Auditor aponta riscos em decisão de Dino sobre ‘penduricalhos’

Enviado Quarta, 25 de Fevereiro de 2026.

Francelino das Chagas, aponta que a medida do STF pode impactar serviços essenciais se aplicada de forma apressada

O auditor fiscal do Tesouro Estadual de Pernambuco e presidente da Fenafisco, Francelino das Chagas Valença Júnior, afirma que a recente decisão do Supremo Tribunal Federal (STF) de suspender todas as verbas remuneratórias e indenizatórias não previstas em lei, em até 60 dias, pode gerar efeitos indesejados.

Ao Diário do Poder, Chagas ressaltou que a medida, embora moralizadora, precisa ser aplicada com cautela para não impactar de forma inesperada a remuneração dos servidores públicos.

Valença Júnior que também é bacharel em Direito e licenciado em História, pondera que o despacho do ministro Flávio Dino reacende o debate sobre os chamados “penduricalhos”, benefícios adicionais que muitos especialistas consideram excessivos dentro do serviço público.

“Não há dúvida de que excessos devem ser enfrentados. Transparência e respeito ao teto constitucional são exigências básicas de um Estado republicano”, afirmou.

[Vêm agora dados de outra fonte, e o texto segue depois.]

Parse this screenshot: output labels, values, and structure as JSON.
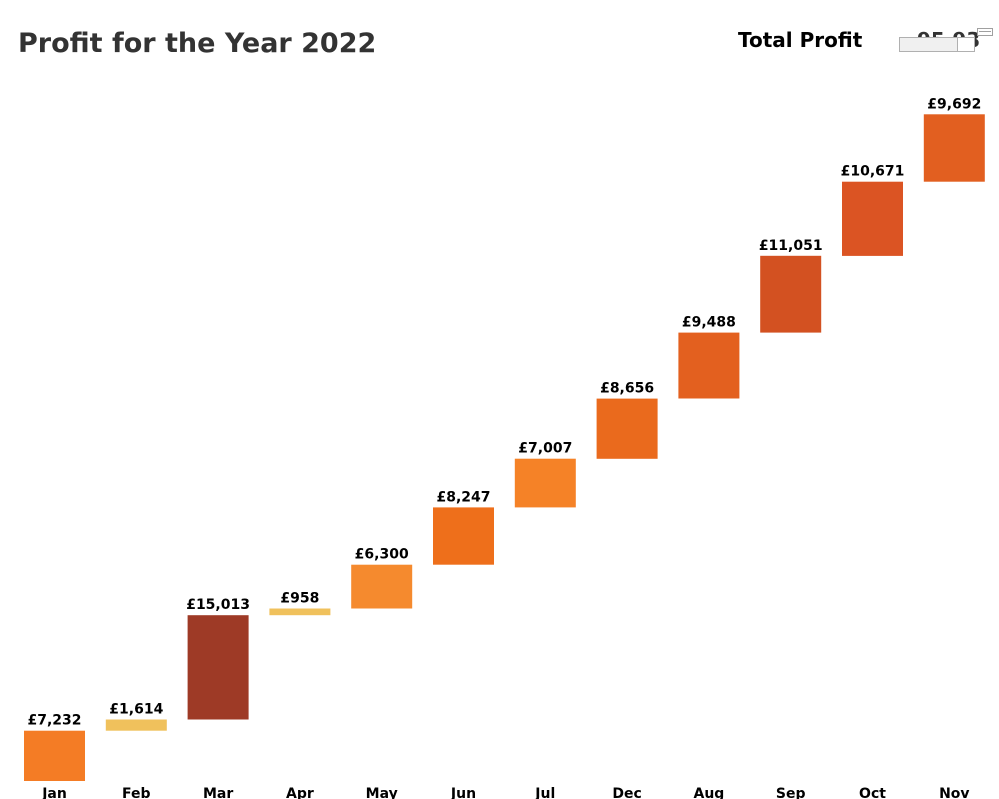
{
  "header": {
    "title": "Profit for the Year 2022",
    "total_label": "Total Profit",
    "total_value": "95,93"
  },
  "chart_data": {
    "type": "bar",
    "subtype": "waterfall",
    "title": "Profit for the Year 2022",
    "xlabel": "",
    "ylabel": "",
    "categories": [
      "Jan",
      "Feb",
      "Mar",
      "Apr",
      "May",
      "Jun",
      "Jul",
      "Dec",
      "Aug",
      "Sep",
      "Oct",
      "Nov"
    ],
    "values": [
      7232,
      1614,
      15013,
      958,
      6300,
      8247,
      7007,
      8656,
      9488,
      11051,
      10671,
      9692
    ],
    "value_labels": [
      "£7,232",
      "£1,614",
      "£15,013",
      "£958",
      "£6,300",
      "£8,247",
      "£7,007",
      "£8,656",
      "£9,488",
      "£11,051",
      "£10,671",
      "£9,692"
    ],
    "bar_colors": [
      "#F47C25",
      "#F0C15C",
      "#9E3A26",
      "#F0C15C",
      "#F58A2E",
      "#EE6F1B",
      "#F58227",
      "#EA6A1D",
      "#E3601F",
      "#D35121",
      "#DB5423",
      "#E25F20"
    ],
    "ylim": [
      0,
      105000
    ],
    "grid": false,
    "legend": "none"
  }
}
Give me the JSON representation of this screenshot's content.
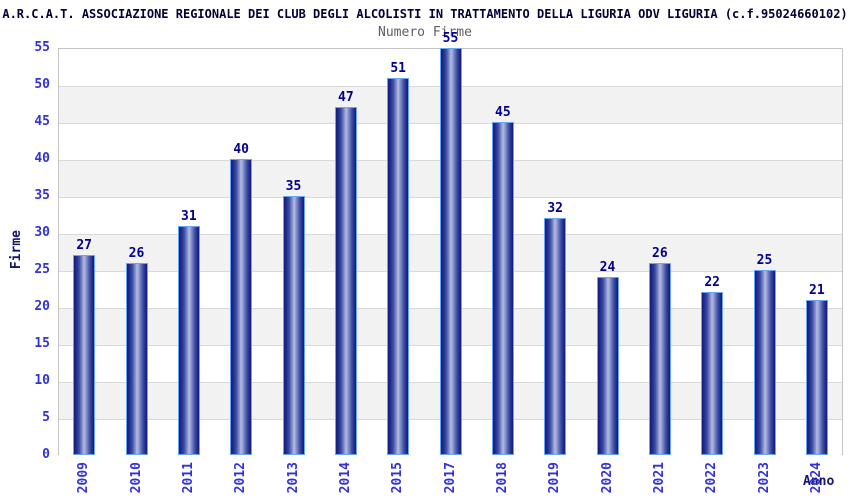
{
  "chart_data": {
    "type": "bar",
    "title": "A.R.C.A.T. ASSOCIAZIONE REGIONALE DEI CLUB DEGLI ALCOLISTI IN TRATTAMENTO DELLA LIGURIA ODV LIGURIA (c.f.95024660102)",
    "subtitle": "Numero Firme",
    "xlabel": "Anno",
    "ylabel": "Firme",
    "categories": [
      "2009",
      "2010",
      "2011",
      "2012",
      "2013",
      "2014",
      "2015",
      "2017",
      "2018",
      "2019",
      "2020",
      "2021",
      "2022",
      "2023",
      "2024"
    ],
    "values": [
      27,
      26,
      31,
      40,
      35,
      47,
      51,
      55,
      45,
      32,
      24,
      26,
      22,
      25,
      21
    ],
    "ylim": [
      0,
      55
    ],
    "ytick_step": 5,
    "grid": "horizontal-bands",
    "legend": "none",
    "colors": {
      "title": "#000033",
      "subtitle": "#606060",
      "tick_label": "#3232d6",
      "value_label": "#00008b",
      "axis_title": "#15156b",
      "band_even": "#ffffff",
      "band_odd": "#f2f2f2",
      "gridline": "#d9d9d9",
      "bar_dark": "#141c78",
      "bar_light": "#b4bce6",
      "bar_border": "#69a5f2"
    }
  }
}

Segundo o especialista, a decisão do STF precisa ser aplicada com cautela: “Se for feita de forma apressada, sem critérios objetivos e visão sistêmica, o que nasce como uma medida de moralização pode se tornar um fator de instabilidade, afetando serviços essenciais como hospitais, escolas e delegacias”.

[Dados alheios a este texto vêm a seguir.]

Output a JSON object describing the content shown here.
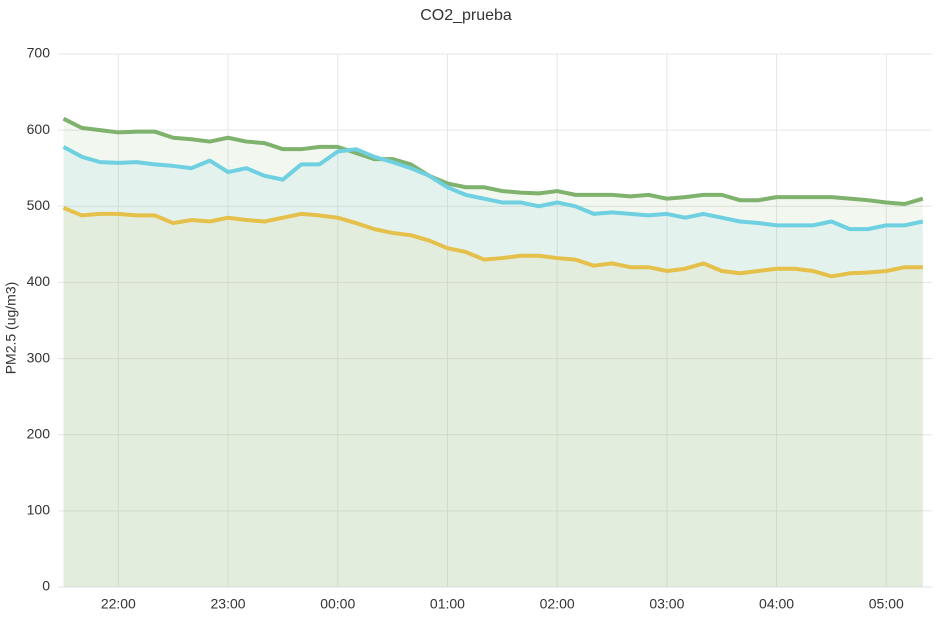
{
  "chart_data": {
    "type": "line",
    "title": "CO2_prueba",
    "y_label": "PM2.5 (ug/m3)",
    "x": [
      "21:30",
      "21:40",
      "21:50",
      "22:00",
      "22:10",
      "22:20",
      "22:30",
      "22:40",
      "22:50",
      "23:00",
      "23:10",
      "23:20",
      "23:30",
      "23:40",
      "23:50",
      "00:00",
      "00:10",
      "00:20",
      "00:30",
      "00:40",
      "00:50",
      "01:00",
      "01:10",
      "01:20",
      "01:30",
      "01:40",
      "01:50",
      "02:00",
      "02:10",
      "02:20",
      "02:30",
      "02:40",
      "02:50",
      "03:00",
      "03:10",
      "03:20",
      "03:30",
      "03:40",
      "03:50",
      "04:00",
      "04:10",
      "04:20",
      "04:30",
      "04:40",
      "04:50",
      "05:00",
      "05:10",
      "05:20"
    ],
    "series": [
      {
        "color": "#7eb26d",
        "values": [
          615,
          603,
          600,
          597,
          598,
          598,
          590,
          588,
          585,
          590,
          585,
          583,
          575,
          575,
          578,
          578,
          570,
          562,
          562,
          555,
          540,
          530,
          525,
          525,
          520,
          518,
          517,
          520,
          515,
          515,
          515,
          513,
          515,
          510,
          512,
          515,
          515,
          508,
          508,
          512,
          512,
          512,
          512,
          510,
          508,
          505,
          503,
          510
        ]
      },
      {
        "color": "#6ed0e0",
        "values": [
          578,
          565,
          558,
          557,
          558,
          555,
          553,
          550,
          560,
          545,
          550,
          540,
          535,
          555,
          555,
          572,
          575,
          565,
          558,
          550,
          540,
          525,
          515,
          510,
          505,
          505,
          500,
          505,
          500,
          490,
          492,
          490,
          488,
          490,
          485,
          490,
          485,
          480,
          478,
          475,
          475,
          475,
          480,
          470,
          470,
          475,
          475,
          480
        ]
      },
      {
        "color": "#e5c04b",
        "values": [
          498,
          488,
          490,
          490,
          488,
          488,
          478,
          482,
          480,
          485,
          482,
          480,
          485,
          490,
          488,
          485,
          478,
          470,
          465,
          462,
          455,
          445,
          440,
          430,
          432,
          435,
          435,
          432,
          430,
          422,
          425,
          420,
          420,
          415,
          418,
          425,
          415,
          412,
          415,
          418,
          418,
          415,
          408,
          412,
          413,
          415,
          420,
          420
        ]
      }
    ],
    "xlim": [
      "21:27",
      "05:25"
    ],
    "xticks": [
      "22:00",
      "23:00",
      "00:00",
      "01:00",
      "02:00",
      "03:00",
      "04:00",
      "05:00"
    ],
    "ylim": [
      0,
      700
    ],
    "yticks": [
      0,
      100,
      200,
      300,
      400,
      500,
      600,
      700
    ],
    "grid": true
  }
}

Chagas aponta que o teto remuneratório, instituído pelas Emendas Constitucionais 19/1998 e 41/2003, limita salários ao valor do subsídio dos ministros do STF. No entanto, esse ajuste não acompanhou a inflação. Enquanto a correção pelo IPCA desde 2005 seria de 191,2%, o valor atual subiu apenas 89,2%.

“Essa defasagem salarial levou à criação de verbas indenizatórias para compensar custos com alimentação, saúde, transporte e outros. Muitas delas são legítimas e essenciais para manter a prestação de serviços”, explicou.

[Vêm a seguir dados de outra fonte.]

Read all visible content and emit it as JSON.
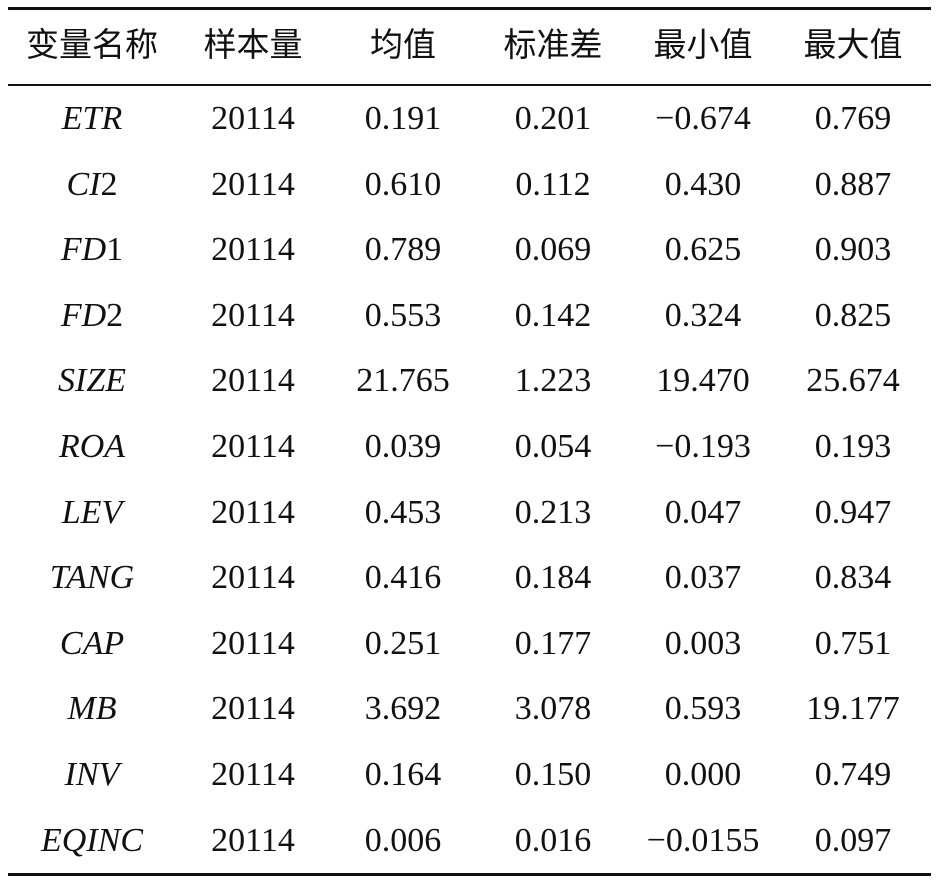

O presidente da Fenafisco lembra ainda que categorias estratégicas, como policiais, professores e técnicos de enfermagem, dependem dessas verbas para garantir o funcionamento das estruturas públicas.

“Não se trata de tolerar abusos, mas de distinguir privilégios indevidos de mecanismos legítimos de gestão pública”, disse.

Para ele, a solução passa por uma revisão estruturada do teto, correção justa de subsídios e critérios claros para a aplicação de verbas indenizatórias.

“Sem isso, há risco de que uma medida legítima se transforme em um tiro pela culatra”, concluiu.